Boris K. and the Shaving Kit

Upon his stint as a taxi driver, where he was accused of taking the customer to the wrong destination, Boris K. decided to seize different business ventures. He turned bitter and frustrated. Surely he was a remarkable driver, but the phenomenonizations did their trick.

He had heard through the grape wine that some busses of the city transportation, especially along certain specific routes, defied the laws of phenomenonization. He picked up the wanted ad for the bus driver position on line 42. This was unbeknownst to the she-passenger entering the bus at the front, in obvious high spirits, spreading the sour scent of Black Kashmir all around. Others looked at her abhorrently.
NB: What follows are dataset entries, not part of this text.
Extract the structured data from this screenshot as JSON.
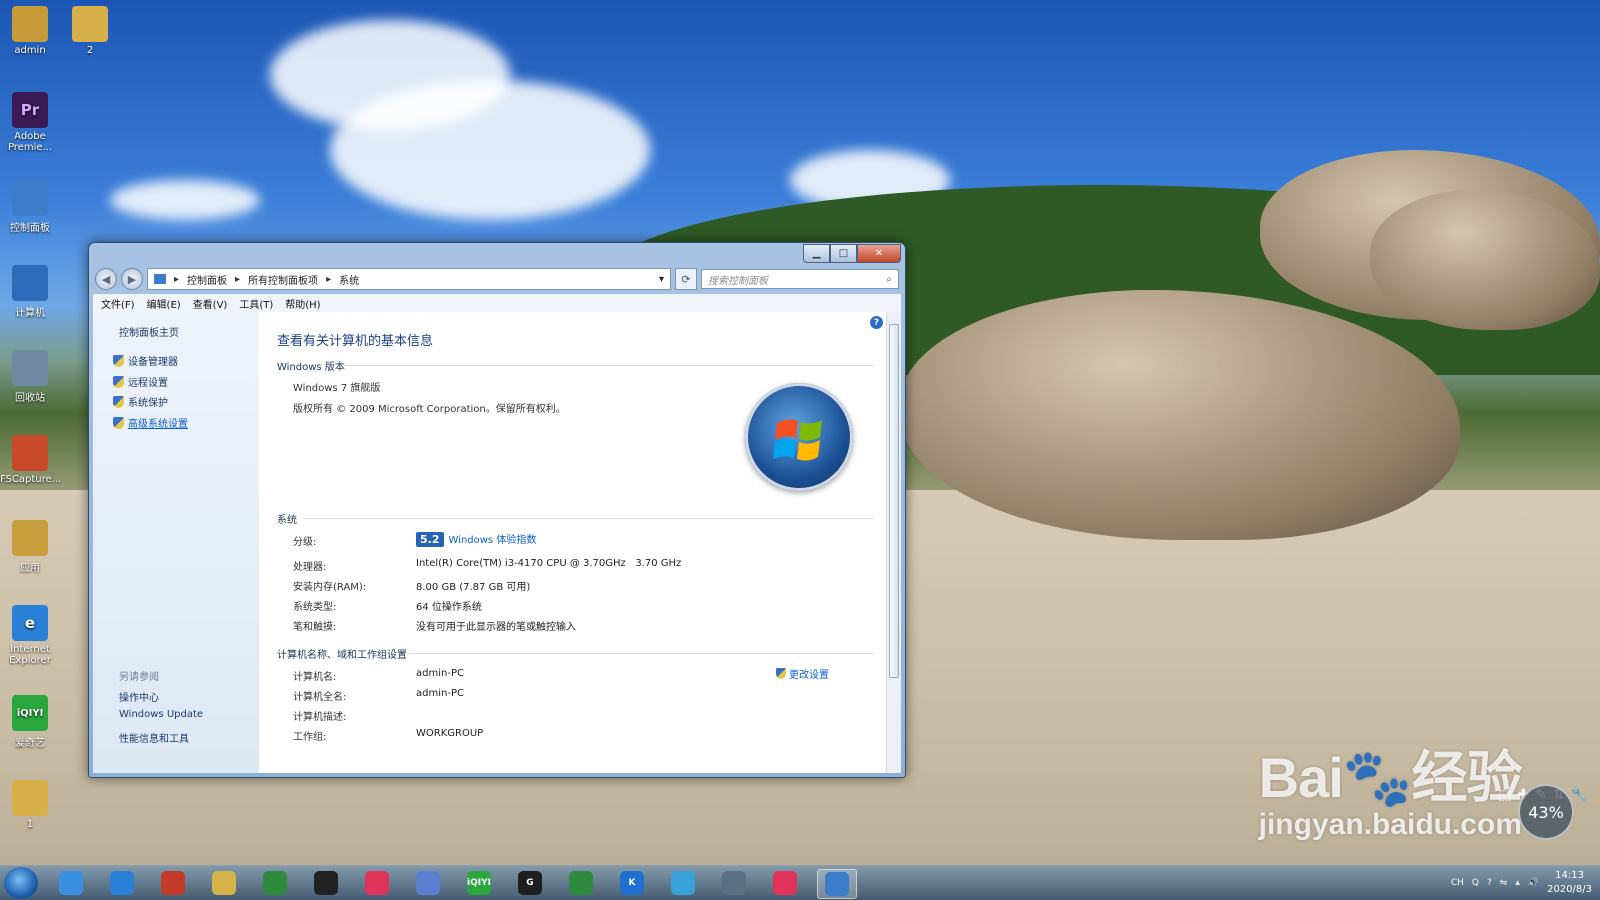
{
  "desktop": {
    "icons": [
      {
        "label": "admin",
        "color": "#c79a3a"
      },
      {
        "label": "2",
        "color": "#d7b04a"
      },
      {
        "label": "Adobe Premie...",
        "color": "#3a1a55",
        "text": "Pr"
      },
      {
        "label": "控制面板",
        "color": "#3a7ec9"
      },
      {
        "label": "计算机",
        "color": "#2e6bb8"
      },
      {
        "label": "回收站",
        "color": "#6f8aa0"
      },
      {
        "label": "FSCapture...",
        "color": "#c64a2a"
      },
      {
        "label": "应用",
        "color": "#c7a03d"
      },
      {
        "label": "Internet Explorer",
        "color": "#2a7fd6"
      },
      {
        "label": "爱奇艺",
        "color": "#2aa83d",
        "text": "iQIYI"
      },
      {
        "label": "1",
        "color": "#d7b04a"
      }
    ]
  },
  "window": {
    "breadcrumbs": [
      "控制面板",
      "所有控制面板项",
      "系统"
    ],
    "search_placeholder": "搜索控制面板",
    "menu": [
      "文件(F)",
      "编辑(E)",
      "查看(V)",
      "工具(T)",
      "帮助(H)"
    ],
    "sidebar": {
      "home": "控制面板主页",
      "links": [
        "设备管理器",
        "远程设置",
        "系统保护",
        "高级系统设置"
      ],
      "see_also_heading": "另请参阅",
      "see_also": [
        "操作中心",
        "Windows Update",
        "性能信息和工具"
      ]
    },
    "main": {
      "title": "查看有关计算机的基本信息",
      "edition_heading": "Windows 版本",
      "edition": "Windows 7 旗舰版",
      "copyright": "版权所有 © 2009 Microsoft Corporation。保留所有权利。",
      "system_heading": "系统",
      "rating_label": "分级:",
      "rating_score": "5.2",
      "rating_link": "Windows 体验指数",
      "cpu_label": "处理器:",
      "cpu_value": "Intel(R) Core(TM) i3-4170 CPU @ 3.70GHz   3.70 GHz",
      "ram_label": "安装内存(RAM):",
      "ram_value": "8.00 GB (7.87 GB 可用)",
      "type_label": "系统类型:",
      "type_value": "64 位操作系统",
      "pen_label": "笔和触摸:",
      "pen_value": "没有可用于此显示器的笔或触控输入",
      "name_heading": "计算机名称、域和工作组设置",
      "change_settings": "更改设置",
      "pcname_label": "计算机名:",
      "pcname_value": "admin-PC",
      "fullname_label": "计算机全名:",
      "fullname_value": "admin-PC",
      "desc_label": "计算机描述:",
      "workgroup_label": "工作组:",
      "workgroup_value": "WORKGROUP"
    }
  },
  "taskbar": {
    "icons": [
      {
        "name": "baidu-netdisk",
        "color": "#3a8fe0"
      },
      {
        "name": "ie",
        "color": "#2a7fd6"
      },
      {
        "name": "app-red",
        "color": "#c23a2a"
      },
      {
        "name": "explorer",
        "color": "#d6b24a"
      },
      {
        "name": "excel-green",
        "color": "#2e8b3d"
      },
      {
        "name": "qq",
        "color": "#222222"
      },
      {
        "name": "youku",
        "color": "#e0335a"
      },
      {
        "name": "feige",
        "color": "#5a7fd0"
      },
      {
        "name": "iqiyi",
        "color": "#2aa83d",
        "text": "iQIYI"
      },
      {
        "name": "g-app",
        "color": "#1f1f1f",
        "text": "G"
      },
      {
        "name": "green-app",
        "color": "#2e8b3d"
      },
      {
        "name": "kugou",
        "color": "#1e6fd0",
        "text": "K"
      },
      {
        "name": "player",
        "color": "#3aa0d8"
      },
      {
        "name": "browser",
        "color": "#5a6f86"
      },
      {
        "name": "youku-2",
        "color": "#e0335a"
      },
      {
        "name": "control-panel",
        "color": "#3a7ec9"
      }
    ],
    "tray_lang": "CH",
    "time": "14:13",
    "date": "2020/8/3"
  },
  "overlay": {
    "watermark_top": "Bai",
    "watermark_mid": "经验",
    "watermark_url": "jingyan.baidu.com",
    "speed_percent": "43%"
  }
}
Boris K. tightened his grip on the steering wheel, stepped on it and the bus came to life. Parallel to this a panicky tenor of a frightened man soared within the vehicle. What happened was that a shaving kit went missing from an old man’s bag. Panic ensued. Droplets of sweat sliding down Boris’ temples. A saintly smile adorned his face, which horribly mismatched that hellish eyestare of his. Someone sang mid-dream, and the old man/mugging victim threatened to have them inspected and vacated the vehicle cussing and swearing. All of this, an endeavor too much for Boris K. to handle.

He turned towards the most gracious she-traveler and, the moment the well-off lady was powdering her nose a la France and Chanelled eyebrows above her eyes, he spoke to her courteously:

“Were you, perchance, in a dire need of a shaving kit?” The sensitive she-traveler teared up in an instant hearing these words, noting that she had just finished performing her bathing ritual in a sweet-scented bathroom.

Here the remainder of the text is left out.